刘义真心里想着,毕竟自己是受害人的家属,廷尉这点面子还是给的。
“是,还的是你。”司马文善顺口附和,嘴角勾起,似笑非笑,外面急翻天他是信的,为什麽急可就不好说了,某种意义上,他也算是个香饽饽,不过有的人不一定是因为爱吃饽饽,也可能只是因为闻着了香味。
刘义真两手拍在桌子上,正陷在强烈的情绪里,根本没有察觉到他话里的玩味:“都说患难见真情,你要是还有点良心,就把事情原原本本告诉我们,可别凉了大家的心!”
司马文善慢吞吞地说,尾音绵延,满是蛊惑:“为什麽不让进来,我还没定罪吧,连探监都不许了,不知道的还以为我刺杀了皇帝呢。”

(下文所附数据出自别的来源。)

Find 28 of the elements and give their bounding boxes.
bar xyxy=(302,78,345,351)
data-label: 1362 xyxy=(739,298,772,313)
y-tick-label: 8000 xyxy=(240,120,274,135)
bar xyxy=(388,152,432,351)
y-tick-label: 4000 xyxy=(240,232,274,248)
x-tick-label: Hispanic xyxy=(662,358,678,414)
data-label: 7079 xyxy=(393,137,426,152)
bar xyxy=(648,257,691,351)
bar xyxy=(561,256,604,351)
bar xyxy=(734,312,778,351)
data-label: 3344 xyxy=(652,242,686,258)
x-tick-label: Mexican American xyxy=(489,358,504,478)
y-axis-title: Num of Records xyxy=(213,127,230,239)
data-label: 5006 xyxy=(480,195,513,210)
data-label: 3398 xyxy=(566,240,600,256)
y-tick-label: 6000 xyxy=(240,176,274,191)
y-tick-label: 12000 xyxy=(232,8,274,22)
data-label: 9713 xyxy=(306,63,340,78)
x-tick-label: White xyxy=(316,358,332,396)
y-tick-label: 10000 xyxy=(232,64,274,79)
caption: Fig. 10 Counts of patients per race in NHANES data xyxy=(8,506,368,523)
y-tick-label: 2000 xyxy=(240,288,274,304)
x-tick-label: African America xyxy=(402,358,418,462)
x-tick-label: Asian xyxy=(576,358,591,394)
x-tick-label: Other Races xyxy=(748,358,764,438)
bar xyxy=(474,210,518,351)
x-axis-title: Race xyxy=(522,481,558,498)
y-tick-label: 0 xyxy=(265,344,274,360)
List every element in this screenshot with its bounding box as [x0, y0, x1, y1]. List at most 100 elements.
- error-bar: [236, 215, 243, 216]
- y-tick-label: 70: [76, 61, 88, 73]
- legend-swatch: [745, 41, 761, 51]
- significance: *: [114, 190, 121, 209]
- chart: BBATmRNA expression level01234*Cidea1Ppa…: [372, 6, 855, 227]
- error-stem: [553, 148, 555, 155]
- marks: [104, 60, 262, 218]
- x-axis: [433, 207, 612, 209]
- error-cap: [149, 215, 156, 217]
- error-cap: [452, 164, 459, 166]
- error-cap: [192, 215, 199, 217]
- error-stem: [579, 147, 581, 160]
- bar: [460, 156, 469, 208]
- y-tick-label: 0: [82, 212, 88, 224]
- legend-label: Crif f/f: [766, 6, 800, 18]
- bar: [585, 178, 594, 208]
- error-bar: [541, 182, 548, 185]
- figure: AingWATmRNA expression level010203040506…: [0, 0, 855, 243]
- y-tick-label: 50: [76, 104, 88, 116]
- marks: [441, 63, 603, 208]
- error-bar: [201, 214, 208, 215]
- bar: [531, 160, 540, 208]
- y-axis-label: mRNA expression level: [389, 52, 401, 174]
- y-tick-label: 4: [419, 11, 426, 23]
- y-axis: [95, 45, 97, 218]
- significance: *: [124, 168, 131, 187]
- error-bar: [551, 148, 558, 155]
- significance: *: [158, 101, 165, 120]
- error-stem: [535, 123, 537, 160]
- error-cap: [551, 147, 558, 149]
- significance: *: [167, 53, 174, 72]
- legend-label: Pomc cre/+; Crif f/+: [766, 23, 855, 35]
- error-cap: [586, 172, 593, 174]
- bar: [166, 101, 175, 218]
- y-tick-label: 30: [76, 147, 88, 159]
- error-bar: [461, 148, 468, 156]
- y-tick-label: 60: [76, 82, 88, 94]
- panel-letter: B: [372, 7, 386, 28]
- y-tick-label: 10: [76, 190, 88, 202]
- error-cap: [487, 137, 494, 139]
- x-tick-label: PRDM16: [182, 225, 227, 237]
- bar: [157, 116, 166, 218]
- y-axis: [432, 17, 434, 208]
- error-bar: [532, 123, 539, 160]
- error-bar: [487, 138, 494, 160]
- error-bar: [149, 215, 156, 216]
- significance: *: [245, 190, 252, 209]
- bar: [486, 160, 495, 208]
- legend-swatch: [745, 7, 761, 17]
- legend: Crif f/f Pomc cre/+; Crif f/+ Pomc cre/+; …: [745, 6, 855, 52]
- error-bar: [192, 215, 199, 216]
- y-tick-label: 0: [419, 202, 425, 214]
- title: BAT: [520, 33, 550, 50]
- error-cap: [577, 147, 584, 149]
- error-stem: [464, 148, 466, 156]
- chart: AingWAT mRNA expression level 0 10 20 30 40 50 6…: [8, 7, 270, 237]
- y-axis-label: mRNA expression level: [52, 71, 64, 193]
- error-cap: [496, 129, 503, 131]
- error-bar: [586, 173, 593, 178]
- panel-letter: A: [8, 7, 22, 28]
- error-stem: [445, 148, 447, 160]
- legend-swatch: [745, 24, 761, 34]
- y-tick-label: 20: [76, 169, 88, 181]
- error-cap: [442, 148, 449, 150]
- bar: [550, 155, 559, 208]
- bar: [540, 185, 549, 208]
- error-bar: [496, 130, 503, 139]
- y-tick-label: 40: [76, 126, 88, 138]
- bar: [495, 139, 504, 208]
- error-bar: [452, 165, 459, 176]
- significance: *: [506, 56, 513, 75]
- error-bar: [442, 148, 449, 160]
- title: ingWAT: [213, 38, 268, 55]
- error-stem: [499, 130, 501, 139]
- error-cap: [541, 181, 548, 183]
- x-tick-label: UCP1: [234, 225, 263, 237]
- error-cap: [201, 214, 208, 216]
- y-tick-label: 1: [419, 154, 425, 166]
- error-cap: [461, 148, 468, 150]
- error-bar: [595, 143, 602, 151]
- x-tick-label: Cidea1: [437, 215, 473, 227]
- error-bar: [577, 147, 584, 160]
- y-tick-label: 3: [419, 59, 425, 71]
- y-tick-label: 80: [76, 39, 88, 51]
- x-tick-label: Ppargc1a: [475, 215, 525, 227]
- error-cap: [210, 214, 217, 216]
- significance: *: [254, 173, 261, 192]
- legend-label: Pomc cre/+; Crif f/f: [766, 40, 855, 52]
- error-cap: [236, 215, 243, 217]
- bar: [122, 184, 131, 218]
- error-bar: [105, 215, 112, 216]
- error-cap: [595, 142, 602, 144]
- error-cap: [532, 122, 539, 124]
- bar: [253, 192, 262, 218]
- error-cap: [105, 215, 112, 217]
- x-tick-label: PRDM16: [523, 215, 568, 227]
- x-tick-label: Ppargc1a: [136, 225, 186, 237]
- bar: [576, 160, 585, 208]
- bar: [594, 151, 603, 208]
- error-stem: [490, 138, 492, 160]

听他蓦然提起皇帝,刘义真心头一跳,想他在牢里还不知道这事,目光顿时有些闪躲:“可,可能是因为出了事,才戒严的。”
“噢?别告诉我,皇帝真的死了。”
只轻飘飘一勾,少年又有些坐不住了,沉声道:“先帝驾崩了,其弟司马德文继位。”
司马文善本意是为了向他打听外头的情况,好对白雀所述进行补充,他实在了解白雀,情况越複杂艰险,她自个越有主意,恨不能一个人把塌下来的天都顶住,还不都捡些自己能猜到的说,但他万万没想到,这两个月,朝中竟发生翻天覆地的变化,因而呼吸一窒,脸色骤变。